OECD Guideline 211, GLP, key study, validity 2:
- The 21-day EC10 value for reproduction was 69 µg a.i./L.

Key value for chemical safety assessment

Fresh water invertebrates

Fresh water invertebrates
Effect concentration:
69 µg/L

Additional information

One study is available to assess the effects of the test substance on the survival, growth and reproduction of Daphnia magna during a 21 -day exposure period under flow-through test conditions.
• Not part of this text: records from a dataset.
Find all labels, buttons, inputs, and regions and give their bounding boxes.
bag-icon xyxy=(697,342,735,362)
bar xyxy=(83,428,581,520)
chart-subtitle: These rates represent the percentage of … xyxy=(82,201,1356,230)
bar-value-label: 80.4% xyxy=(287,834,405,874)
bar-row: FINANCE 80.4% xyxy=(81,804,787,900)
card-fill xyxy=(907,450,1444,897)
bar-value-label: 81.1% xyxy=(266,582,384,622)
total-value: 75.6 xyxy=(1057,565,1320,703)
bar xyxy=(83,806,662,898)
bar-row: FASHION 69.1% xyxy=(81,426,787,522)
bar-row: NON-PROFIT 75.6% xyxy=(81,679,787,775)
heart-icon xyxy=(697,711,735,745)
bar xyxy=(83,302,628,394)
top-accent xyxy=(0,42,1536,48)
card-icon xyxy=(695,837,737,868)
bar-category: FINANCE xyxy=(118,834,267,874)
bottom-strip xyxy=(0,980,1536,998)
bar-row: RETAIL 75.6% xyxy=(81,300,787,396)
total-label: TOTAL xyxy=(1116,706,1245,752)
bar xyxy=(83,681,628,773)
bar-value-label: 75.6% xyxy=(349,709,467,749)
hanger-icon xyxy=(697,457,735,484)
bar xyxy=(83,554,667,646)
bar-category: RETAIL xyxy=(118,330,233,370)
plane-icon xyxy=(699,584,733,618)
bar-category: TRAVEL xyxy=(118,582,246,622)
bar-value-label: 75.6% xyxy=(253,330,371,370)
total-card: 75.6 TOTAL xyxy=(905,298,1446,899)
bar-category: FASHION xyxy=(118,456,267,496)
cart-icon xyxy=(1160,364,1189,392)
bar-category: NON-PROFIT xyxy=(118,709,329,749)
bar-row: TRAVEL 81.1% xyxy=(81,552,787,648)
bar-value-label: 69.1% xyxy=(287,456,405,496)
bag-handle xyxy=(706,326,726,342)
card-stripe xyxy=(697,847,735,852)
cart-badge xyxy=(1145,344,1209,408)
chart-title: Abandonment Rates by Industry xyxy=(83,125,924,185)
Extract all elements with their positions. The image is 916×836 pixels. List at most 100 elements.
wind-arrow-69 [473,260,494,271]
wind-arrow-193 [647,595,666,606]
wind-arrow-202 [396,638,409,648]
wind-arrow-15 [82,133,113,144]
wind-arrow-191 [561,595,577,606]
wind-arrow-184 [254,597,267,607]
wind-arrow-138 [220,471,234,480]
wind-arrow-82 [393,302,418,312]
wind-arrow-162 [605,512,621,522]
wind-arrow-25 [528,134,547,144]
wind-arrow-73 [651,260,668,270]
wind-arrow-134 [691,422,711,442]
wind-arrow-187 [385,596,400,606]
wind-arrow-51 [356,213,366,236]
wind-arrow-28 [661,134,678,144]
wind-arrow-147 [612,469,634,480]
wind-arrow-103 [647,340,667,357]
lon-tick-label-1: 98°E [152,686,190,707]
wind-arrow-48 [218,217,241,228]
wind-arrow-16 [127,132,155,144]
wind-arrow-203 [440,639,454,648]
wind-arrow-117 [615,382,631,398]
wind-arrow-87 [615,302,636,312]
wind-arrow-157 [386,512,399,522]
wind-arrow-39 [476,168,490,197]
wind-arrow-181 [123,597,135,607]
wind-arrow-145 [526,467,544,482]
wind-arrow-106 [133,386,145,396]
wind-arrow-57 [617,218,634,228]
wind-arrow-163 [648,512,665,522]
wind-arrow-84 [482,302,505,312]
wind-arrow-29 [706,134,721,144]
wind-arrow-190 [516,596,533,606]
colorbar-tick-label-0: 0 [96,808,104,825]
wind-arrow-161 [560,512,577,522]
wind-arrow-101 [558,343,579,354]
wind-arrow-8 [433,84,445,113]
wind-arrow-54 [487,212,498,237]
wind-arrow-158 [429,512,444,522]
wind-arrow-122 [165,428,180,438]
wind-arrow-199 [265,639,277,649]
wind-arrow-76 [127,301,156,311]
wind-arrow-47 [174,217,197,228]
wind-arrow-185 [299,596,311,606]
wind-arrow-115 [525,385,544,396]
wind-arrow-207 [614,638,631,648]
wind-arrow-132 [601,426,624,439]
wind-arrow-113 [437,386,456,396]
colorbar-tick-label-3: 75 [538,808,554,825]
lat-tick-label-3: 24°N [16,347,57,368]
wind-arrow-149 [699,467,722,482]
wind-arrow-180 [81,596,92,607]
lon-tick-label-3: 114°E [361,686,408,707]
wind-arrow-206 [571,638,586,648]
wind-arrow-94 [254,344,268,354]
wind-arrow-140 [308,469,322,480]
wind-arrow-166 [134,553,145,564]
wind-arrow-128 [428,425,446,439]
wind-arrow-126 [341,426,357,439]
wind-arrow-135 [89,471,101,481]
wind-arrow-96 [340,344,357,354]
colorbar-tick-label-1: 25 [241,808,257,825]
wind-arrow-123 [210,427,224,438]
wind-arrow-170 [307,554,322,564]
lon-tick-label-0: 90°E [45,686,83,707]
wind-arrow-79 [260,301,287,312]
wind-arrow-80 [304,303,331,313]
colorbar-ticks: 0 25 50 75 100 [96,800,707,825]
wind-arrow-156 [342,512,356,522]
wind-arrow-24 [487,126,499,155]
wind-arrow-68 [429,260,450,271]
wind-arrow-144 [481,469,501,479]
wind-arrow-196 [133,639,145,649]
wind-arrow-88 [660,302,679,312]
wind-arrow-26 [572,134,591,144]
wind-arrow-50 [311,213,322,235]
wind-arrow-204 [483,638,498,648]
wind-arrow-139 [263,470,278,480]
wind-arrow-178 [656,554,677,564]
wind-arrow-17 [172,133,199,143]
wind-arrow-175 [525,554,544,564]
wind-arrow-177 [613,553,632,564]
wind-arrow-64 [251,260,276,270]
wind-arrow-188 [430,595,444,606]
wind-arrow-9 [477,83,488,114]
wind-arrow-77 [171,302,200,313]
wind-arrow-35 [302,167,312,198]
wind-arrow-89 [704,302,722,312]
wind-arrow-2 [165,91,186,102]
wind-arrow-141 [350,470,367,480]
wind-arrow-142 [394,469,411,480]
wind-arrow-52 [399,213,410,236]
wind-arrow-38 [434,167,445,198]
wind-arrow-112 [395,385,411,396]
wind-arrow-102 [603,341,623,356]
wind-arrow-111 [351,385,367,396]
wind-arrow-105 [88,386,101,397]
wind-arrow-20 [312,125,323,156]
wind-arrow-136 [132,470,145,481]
This study was performed according to the OECD Guideline 211, the US EPA OPPTS 850.1300 and ASTM E 1193-97, with GLP statement.

Daphnids (neonates < 24 hours old at initiation) were exposed to a geometric series of five test concentrations, a negative control (dilution water) and a solvent control (0.1 mL/L HPLC-grade dimethylformamide (DMF)). Two replicate test chambers were tested for each treatment and control group. Each replicate contained two compartments with five daphnids, resulting in a total of 20 daphnids in each treatment and control group. 

The mean measured concentrations test concentrations were 3.8, 12, 25, 63 and 157 µg a.i./L, which represented 59, 75, 63, 63 and 63% of nominal concentrations, respectively. The results of the study were based on the mean measured concentrations.

First-generation daphnids were observed daily during the test for mortality, the onset of reproduction, and clinical signs of toxicity. Following the onset of reproduction, the numbers of second-generation daphnids were counted three times per week and at test termination (Day 21). Body lengths and dry weights of the surviving first-generation daphnids were measured at the end of the exposure period. 

There were no statistically significant treatment-related effects on survival, reproduction or growth at concentrations ≤ 63 µg a.i./L. Growth, measured as length and dry weight, and reproduction were the most sensitive biological endpoints measured in this study. Daphnids exposed to the test substance at a concentration of 157 µg a.i./L had statistically significant reductions in growth and reproduction in comparison to the pooled control. 

Consequently, the 21-day EC10 value for adult immobility was 107 µg a.i./L and the 21-day EC10 value for reproduction was 69 µg a.i./L. The 21-day EC50 value for adult immobility and the 21‑day EC50 value for reproduction were >157 µg a.i./L, the highest concentration tested.